「無意味なグレーゾーンを作らない」新卒OJT!

LECTURER

株式会社インタースペース メディア戦略室 リーダー 西本 龍太郎氏

大手ITコンサル会社、編集プロダクションを経て独立。新規メディアの立ち上げ等に従事。その後、社会的な課題に対して組織として貢献できるアクションをしたいという想いが芽生え、インタースペースにディレクターとして入社。現在はメディア戦略室のリーダーとして横断的なメディア運営を行う。

このアクションの目的は…

・心理的安全性を担保するために「不安になる要素」を作らない。
・自発的なアクションができる環境をメンターやチームメンバーが用意する。

このアクションの実践方法は…

①業務を任せるときに「目的・背景」をしっかり伝えた上で、優先順位やトレードオフの対象を明確にする
Ex)業務目的・背景が伝わっていれば「間違ったアプローチを行い作業が無駄になる」という状況は防げる。そのために「作業意図が納得できるまでは何度質問してもOK」など、都度こちら側のスタンスも相手に明示する。
※ただし、質問の多さとアウトプットの早さはトレードオフになることも伝え、両者のバランス感覚を自身で養ってもらうことを意識する。(質問無限にOK!だと成長しないので)

②欲しい情報にアクセスできる環境を作る
「とにかく行動して失敗から学べ」という考え方もあるが、過去の成功・失敗事例にアクセスできる環境を用意し、「誰かと同じ失敗はさせない、失敗したことが新しい事例になる」体制を構築してあげるほうが本人にとっても会社にとっても有意義。新人が過去の失敗事例と同じ失敗を繰り返しているとしたらマネジメント側に課題があると考える。

実践するときのマネまねPoint

①相手が思う「納得感」の充足を目指す
何よりも重要なのが「納得感」。

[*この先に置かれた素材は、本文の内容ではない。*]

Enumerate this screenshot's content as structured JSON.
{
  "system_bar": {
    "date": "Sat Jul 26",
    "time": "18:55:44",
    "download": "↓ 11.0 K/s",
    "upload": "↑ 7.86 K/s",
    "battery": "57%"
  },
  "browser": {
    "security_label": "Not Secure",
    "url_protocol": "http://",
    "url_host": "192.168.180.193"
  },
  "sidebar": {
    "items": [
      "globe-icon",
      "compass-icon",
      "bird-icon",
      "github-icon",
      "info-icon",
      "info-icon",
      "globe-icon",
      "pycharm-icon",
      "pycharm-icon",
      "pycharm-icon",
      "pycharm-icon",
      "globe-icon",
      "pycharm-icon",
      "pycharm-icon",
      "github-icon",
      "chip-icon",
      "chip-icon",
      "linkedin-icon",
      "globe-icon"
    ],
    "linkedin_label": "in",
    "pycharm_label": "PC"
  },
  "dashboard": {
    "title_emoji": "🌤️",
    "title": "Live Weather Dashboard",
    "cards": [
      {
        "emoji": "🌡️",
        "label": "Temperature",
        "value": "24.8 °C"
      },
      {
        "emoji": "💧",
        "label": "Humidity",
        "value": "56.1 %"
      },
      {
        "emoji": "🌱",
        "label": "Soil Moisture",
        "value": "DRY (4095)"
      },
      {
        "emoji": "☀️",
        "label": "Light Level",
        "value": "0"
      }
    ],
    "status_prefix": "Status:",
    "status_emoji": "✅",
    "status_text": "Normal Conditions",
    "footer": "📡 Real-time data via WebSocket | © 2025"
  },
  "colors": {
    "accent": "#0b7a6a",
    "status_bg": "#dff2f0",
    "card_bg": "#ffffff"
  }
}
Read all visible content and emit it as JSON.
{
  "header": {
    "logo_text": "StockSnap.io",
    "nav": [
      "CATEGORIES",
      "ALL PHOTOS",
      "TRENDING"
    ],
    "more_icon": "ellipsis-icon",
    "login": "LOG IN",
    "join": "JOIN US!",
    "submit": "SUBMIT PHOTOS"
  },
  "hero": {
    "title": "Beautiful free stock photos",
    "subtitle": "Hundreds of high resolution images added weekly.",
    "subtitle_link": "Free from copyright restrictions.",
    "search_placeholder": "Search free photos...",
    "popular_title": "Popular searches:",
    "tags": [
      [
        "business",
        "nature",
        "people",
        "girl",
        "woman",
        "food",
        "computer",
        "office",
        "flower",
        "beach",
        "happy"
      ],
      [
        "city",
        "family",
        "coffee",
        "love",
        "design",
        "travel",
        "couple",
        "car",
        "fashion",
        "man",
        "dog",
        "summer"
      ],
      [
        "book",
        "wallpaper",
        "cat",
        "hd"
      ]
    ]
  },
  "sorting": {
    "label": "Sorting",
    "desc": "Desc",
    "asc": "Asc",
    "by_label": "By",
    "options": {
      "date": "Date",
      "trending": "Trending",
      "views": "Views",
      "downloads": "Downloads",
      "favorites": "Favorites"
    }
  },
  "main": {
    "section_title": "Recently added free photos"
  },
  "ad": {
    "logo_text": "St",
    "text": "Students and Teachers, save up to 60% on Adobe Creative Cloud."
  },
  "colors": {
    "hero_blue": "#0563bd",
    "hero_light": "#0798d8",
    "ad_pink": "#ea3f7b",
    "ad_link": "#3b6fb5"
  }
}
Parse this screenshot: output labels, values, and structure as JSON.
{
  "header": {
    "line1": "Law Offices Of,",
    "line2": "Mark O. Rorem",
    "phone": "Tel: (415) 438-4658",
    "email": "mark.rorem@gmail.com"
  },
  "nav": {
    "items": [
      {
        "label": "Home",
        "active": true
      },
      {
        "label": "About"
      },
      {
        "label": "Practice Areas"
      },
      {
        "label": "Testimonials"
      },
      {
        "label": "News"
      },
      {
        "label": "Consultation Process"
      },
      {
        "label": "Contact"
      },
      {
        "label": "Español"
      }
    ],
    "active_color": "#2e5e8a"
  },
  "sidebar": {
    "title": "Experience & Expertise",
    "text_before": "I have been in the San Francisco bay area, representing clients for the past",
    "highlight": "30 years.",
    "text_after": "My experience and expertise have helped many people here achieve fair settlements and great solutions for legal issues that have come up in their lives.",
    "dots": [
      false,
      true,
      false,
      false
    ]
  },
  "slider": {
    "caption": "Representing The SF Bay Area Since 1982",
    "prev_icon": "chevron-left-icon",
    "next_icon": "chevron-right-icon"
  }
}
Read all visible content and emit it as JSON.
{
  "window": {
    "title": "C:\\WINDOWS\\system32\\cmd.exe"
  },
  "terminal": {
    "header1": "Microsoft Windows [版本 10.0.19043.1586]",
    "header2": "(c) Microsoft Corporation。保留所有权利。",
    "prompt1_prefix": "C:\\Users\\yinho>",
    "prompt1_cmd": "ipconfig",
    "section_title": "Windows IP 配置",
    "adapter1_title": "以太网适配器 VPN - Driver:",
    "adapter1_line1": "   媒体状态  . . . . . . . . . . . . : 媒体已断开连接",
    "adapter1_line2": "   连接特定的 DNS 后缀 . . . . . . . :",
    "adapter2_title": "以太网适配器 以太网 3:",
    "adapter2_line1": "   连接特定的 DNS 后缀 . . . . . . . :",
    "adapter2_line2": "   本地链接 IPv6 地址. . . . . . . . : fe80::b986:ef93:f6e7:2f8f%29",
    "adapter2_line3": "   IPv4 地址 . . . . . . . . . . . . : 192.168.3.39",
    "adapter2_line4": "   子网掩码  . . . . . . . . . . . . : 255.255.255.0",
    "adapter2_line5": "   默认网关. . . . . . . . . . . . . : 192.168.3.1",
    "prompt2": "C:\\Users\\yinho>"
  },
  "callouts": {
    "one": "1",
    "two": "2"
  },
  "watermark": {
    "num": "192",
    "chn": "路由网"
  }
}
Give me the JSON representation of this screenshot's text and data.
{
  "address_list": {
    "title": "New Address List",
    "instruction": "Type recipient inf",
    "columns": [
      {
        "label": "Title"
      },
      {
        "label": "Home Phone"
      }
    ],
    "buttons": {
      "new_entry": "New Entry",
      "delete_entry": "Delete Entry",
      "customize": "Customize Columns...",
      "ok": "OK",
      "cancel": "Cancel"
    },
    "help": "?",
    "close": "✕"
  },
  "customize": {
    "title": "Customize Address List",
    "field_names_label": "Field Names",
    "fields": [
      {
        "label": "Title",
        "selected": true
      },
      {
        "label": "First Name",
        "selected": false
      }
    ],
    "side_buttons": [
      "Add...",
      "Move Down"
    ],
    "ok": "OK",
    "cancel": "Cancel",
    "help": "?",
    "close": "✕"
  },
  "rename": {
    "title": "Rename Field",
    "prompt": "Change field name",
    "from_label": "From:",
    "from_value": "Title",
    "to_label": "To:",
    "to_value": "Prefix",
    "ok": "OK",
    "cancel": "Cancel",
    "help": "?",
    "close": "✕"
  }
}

どういった背景で依頼されているのか、何を期待されているのかわからないグレーゾーンの中でアクションするのは不安だし負担にもなる。一方で、全てが簡単に理解できるようにタスクを渡すのも成長に繋がらない。そのため、最初の段階で目的や背景については納得ができるまで説明を行い、アクションについては個人のやり方に任せる。(丸投げではなく委任。そこまでしてベクトルがずれたら説明する側のセンスの問題と捉え反省する)

②何を言うかより誰が言うか
「効率的に成長しよう!」と言いながら、伝える側が同じトラブルを起こしていたり、解決に必要な情報を探すことに苦戦していたりするようでは信頼を損なう。参考になる事例は事前に整理しておき、後輩の業務達成や成長支援につながる情報・ノウハウはすぐに引き出せるよう準備しておく。

チームがこんなに成長しました!

  • 「納得できるまで質問して良い」という関係値を作ることで、互いの意思に齟齬がなくなった。
  • 事例を事前共有することで、常に目の前の課題は「初めての挑戦」という意識で取り組んでもらえる。結果的に失敗してもいいんだという安心の中、挑戦できる環境を醸成できる。
  • 効率成長のサイクルに身を置くことで「過去から学んだ分、自分の失敗・課題も周囲にシェアする」という意識を持ってくれるようになった。